Studi terbaru menunjukkan bahwa individu yang secara rutin sarapan sebelum pukul 8 pagi memiliki risiko lebih rendah terkena diabetes tipe 2. Melewatkan sarapan terbukti dapat memicu lonjakan kadar gula darah dan mengganggu metabolisme tubuh secara keseluruhan.
Tak hanya itu, kebiasaan tidak sarapan juga dikaitkan dengan peningkatan risiko penyakit kardiovaskular. Meta-analisis beberapa penelitian menunjukkan bahwa melewatkan sarapan berkorelasi dengan meningkatnya risiko serangan jantung akibat efek metabolik, seperti makan berlebihan dan gula darah tidak stabil.
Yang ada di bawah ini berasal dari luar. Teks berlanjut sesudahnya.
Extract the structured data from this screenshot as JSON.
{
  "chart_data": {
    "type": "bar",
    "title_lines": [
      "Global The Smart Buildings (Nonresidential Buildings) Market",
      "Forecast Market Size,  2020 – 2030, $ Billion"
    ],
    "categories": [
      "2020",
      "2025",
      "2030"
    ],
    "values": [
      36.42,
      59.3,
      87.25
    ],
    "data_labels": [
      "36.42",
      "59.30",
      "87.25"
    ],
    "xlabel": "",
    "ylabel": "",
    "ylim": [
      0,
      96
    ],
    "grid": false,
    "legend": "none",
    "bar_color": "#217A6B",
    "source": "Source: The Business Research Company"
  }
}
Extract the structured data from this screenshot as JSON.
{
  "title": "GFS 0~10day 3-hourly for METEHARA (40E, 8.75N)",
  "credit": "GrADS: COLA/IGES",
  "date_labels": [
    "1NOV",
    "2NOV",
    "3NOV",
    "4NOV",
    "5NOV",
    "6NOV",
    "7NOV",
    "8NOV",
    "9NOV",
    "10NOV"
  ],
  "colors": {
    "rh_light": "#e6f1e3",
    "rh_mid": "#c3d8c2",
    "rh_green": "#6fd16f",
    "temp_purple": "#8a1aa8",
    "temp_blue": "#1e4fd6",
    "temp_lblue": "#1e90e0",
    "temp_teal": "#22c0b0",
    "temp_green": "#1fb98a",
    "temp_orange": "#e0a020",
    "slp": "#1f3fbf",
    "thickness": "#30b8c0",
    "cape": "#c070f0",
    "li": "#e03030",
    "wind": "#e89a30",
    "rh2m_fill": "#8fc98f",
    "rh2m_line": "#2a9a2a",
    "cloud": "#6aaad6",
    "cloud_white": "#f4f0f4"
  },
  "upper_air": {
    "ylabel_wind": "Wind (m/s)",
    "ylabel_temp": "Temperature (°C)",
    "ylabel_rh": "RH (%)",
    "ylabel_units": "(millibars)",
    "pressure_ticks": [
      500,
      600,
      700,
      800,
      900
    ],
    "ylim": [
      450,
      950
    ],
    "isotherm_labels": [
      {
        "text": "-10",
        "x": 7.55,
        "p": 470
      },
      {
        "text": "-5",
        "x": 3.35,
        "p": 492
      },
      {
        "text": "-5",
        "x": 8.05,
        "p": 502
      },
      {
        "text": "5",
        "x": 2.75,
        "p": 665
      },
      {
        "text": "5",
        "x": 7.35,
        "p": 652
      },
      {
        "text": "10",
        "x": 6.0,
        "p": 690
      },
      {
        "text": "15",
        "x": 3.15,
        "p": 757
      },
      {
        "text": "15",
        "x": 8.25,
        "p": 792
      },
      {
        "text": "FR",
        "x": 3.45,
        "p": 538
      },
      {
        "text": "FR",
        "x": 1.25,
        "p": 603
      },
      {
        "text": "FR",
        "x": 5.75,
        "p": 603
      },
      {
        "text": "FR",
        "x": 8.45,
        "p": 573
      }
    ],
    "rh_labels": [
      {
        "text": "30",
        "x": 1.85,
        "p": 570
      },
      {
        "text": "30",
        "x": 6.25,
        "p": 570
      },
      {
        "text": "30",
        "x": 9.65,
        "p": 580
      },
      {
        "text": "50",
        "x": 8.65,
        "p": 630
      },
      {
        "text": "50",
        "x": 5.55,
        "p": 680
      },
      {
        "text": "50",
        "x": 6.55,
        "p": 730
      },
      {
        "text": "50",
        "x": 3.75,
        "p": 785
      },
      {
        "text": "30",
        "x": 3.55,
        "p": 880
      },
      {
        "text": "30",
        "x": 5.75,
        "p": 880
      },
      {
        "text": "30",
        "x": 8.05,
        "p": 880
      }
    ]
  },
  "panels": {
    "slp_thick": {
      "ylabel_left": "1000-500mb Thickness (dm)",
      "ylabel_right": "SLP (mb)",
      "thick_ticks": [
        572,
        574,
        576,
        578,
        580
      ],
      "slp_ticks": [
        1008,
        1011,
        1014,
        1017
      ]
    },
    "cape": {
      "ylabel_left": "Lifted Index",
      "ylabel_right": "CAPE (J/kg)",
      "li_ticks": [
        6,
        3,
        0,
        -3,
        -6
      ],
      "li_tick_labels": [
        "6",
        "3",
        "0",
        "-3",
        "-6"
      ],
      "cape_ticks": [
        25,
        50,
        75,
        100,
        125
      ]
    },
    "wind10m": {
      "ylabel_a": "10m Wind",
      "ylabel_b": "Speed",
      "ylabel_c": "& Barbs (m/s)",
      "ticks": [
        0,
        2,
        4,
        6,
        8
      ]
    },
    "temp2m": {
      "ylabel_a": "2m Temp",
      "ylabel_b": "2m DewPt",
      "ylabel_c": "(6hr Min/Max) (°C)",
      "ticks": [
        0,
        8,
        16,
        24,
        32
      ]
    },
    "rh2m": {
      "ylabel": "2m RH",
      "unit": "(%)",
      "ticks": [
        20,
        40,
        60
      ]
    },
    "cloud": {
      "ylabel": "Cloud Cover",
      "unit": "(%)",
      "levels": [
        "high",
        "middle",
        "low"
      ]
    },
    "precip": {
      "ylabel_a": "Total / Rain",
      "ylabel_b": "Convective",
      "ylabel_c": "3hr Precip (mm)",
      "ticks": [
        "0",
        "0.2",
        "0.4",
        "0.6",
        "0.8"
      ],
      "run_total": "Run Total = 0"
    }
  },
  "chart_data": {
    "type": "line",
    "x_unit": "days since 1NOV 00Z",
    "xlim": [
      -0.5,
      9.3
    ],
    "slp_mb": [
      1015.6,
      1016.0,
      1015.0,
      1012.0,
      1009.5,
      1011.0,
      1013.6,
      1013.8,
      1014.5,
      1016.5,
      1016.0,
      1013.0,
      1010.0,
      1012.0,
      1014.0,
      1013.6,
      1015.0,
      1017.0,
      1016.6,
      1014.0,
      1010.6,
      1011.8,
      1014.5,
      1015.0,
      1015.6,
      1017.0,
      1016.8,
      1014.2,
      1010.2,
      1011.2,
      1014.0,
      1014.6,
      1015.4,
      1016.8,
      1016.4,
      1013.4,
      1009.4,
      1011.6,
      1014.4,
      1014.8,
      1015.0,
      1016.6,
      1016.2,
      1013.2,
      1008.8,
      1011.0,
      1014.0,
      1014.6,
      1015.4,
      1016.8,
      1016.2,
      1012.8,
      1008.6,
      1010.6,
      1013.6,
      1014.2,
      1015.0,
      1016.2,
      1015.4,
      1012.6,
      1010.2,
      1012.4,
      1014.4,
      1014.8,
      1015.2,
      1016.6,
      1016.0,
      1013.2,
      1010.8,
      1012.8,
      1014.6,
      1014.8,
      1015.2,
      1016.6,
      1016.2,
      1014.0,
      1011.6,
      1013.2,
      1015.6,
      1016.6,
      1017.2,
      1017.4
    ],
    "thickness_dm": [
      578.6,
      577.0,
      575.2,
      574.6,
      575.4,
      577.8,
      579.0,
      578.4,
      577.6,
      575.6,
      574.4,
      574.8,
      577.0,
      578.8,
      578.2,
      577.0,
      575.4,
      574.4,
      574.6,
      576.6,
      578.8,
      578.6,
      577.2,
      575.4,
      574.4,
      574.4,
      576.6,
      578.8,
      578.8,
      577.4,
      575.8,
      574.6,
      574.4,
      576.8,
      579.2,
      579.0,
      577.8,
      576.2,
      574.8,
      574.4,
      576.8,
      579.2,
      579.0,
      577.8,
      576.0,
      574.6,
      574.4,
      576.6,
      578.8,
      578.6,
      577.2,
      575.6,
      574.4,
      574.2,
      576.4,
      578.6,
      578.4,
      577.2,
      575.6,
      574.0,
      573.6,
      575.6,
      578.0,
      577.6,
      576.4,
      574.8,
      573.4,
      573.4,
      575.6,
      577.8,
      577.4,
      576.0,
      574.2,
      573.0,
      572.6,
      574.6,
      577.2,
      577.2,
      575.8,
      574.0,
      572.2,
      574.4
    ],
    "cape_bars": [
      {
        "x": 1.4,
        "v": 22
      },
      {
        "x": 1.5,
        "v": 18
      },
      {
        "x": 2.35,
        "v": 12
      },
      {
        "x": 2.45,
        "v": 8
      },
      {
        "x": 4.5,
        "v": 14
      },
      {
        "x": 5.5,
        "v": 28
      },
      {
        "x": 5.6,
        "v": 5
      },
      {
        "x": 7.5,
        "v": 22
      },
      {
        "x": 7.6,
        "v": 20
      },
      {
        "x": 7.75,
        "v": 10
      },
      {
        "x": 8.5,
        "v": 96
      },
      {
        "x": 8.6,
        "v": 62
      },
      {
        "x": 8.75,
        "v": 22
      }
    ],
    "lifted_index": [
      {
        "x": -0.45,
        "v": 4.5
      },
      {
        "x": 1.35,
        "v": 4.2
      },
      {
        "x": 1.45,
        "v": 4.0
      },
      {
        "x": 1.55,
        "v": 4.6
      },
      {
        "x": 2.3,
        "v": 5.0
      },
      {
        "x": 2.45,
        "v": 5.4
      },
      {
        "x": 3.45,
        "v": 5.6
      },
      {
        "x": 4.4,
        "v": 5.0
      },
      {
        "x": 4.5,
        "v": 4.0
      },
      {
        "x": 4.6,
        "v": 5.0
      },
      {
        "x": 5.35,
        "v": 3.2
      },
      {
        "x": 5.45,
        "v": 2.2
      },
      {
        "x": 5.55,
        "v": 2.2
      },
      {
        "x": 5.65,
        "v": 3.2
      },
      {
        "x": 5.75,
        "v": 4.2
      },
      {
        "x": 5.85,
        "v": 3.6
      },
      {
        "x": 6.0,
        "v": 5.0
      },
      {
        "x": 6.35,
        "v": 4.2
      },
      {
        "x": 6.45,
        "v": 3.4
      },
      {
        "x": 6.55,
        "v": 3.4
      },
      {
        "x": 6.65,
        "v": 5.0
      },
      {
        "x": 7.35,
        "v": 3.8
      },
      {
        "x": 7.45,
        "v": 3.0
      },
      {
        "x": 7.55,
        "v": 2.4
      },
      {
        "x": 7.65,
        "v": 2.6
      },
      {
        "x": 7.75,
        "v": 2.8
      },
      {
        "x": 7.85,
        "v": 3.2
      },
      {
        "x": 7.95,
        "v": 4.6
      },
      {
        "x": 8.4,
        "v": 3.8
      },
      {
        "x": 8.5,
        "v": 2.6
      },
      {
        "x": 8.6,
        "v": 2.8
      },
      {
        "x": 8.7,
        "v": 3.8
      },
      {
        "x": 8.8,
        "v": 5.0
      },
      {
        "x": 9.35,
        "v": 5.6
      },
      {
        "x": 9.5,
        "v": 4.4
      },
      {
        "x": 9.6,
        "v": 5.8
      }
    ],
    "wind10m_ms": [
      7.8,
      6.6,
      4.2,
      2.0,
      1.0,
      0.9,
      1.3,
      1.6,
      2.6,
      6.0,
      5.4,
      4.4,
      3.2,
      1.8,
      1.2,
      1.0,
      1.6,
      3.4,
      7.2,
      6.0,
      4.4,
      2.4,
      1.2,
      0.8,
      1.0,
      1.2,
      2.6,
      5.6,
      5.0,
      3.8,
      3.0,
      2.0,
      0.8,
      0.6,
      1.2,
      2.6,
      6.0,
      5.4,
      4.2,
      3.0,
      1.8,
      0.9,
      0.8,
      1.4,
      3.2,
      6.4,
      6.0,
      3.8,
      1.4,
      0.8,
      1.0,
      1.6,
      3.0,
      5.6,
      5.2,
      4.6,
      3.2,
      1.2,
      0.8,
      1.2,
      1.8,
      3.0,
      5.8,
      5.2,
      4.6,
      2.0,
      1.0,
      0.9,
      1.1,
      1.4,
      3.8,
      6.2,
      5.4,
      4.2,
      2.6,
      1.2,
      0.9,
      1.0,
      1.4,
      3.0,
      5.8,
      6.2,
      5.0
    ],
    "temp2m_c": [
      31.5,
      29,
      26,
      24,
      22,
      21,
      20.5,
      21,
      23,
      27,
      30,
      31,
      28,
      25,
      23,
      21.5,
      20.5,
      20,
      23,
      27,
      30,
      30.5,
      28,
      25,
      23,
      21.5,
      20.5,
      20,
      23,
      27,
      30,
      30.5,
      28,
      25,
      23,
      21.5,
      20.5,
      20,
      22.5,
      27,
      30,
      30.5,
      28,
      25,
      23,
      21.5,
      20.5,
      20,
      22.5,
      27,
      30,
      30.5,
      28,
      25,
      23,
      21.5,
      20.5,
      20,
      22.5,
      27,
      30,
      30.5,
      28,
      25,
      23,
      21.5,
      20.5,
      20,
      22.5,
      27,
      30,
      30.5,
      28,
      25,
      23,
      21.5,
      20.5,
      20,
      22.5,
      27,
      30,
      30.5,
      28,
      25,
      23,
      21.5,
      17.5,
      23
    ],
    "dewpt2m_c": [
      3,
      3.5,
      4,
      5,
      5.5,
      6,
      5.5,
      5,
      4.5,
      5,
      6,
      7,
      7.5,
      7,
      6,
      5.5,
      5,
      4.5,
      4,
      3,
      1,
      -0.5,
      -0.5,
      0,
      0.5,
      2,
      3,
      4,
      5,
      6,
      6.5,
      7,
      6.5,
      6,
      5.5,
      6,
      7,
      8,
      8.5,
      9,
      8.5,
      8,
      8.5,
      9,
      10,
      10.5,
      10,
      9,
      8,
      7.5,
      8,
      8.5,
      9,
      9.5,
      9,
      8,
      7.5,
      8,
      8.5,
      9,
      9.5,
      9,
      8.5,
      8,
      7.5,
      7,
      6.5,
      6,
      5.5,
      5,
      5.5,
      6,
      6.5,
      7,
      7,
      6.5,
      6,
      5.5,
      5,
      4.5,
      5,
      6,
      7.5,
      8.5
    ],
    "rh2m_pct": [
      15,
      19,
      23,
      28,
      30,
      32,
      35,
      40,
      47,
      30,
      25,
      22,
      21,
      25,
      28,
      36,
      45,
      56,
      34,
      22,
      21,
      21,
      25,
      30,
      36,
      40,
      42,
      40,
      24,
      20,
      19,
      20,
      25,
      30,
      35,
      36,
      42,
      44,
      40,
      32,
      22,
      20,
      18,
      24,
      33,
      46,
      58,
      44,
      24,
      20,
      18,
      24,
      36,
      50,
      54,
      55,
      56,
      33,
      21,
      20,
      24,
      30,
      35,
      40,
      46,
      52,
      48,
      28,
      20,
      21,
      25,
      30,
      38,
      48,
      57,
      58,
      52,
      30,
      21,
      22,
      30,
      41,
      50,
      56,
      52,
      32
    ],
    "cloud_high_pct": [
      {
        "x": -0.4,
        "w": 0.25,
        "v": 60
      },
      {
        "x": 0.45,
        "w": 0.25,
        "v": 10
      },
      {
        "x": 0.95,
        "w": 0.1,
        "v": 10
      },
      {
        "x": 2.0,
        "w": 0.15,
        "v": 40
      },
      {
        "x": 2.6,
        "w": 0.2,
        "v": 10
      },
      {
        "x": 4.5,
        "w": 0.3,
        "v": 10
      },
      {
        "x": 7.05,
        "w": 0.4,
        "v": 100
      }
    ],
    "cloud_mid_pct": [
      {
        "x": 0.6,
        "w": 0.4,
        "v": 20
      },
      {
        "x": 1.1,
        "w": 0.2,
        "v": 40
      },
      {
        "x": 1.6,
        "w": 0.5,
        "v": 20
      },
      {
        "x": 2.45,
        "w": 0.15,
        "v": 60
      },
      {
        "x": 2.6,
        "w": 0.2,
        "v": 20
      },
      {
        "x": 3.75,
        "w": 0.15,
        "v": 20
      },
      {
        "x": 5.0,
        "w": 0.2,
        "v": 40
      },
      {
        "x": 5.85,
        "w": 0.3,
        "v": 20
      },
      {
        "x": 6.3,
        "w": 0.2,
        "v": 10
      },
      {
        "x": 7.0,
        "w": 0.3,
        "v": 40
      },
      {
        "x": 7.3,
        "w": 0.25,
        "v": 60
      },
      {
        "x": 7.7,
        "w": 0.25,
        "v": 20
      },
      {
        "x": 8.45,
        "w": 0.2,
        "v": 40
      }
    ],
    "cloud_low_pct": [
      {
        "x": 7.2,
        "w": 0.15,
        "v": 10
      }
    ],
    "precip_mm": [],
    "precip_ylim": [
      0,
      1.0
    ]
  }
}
Dampak Lain dari Tidak Sarapan Pagi
- Berat Badan Berlebih – Tidak sarapan bisa mendorong pola makan tidak teratur, memicu rasa lapar berlebihan di siang hari, dan meningkatkan risiko obesitas.
- Tubuh Mudah Lemas – Khususnya pada anak-anak, melewatkan sarapan dapat menyebabkan penurunan energi, berkurangnya fokus belajar, dan gangguan daya ingat.
- Sakit Kepala – Kelaparan di pagi hari dapat memicu sakit kepala akibat penurunan kadar gula darah dan peningkatan hormon stres.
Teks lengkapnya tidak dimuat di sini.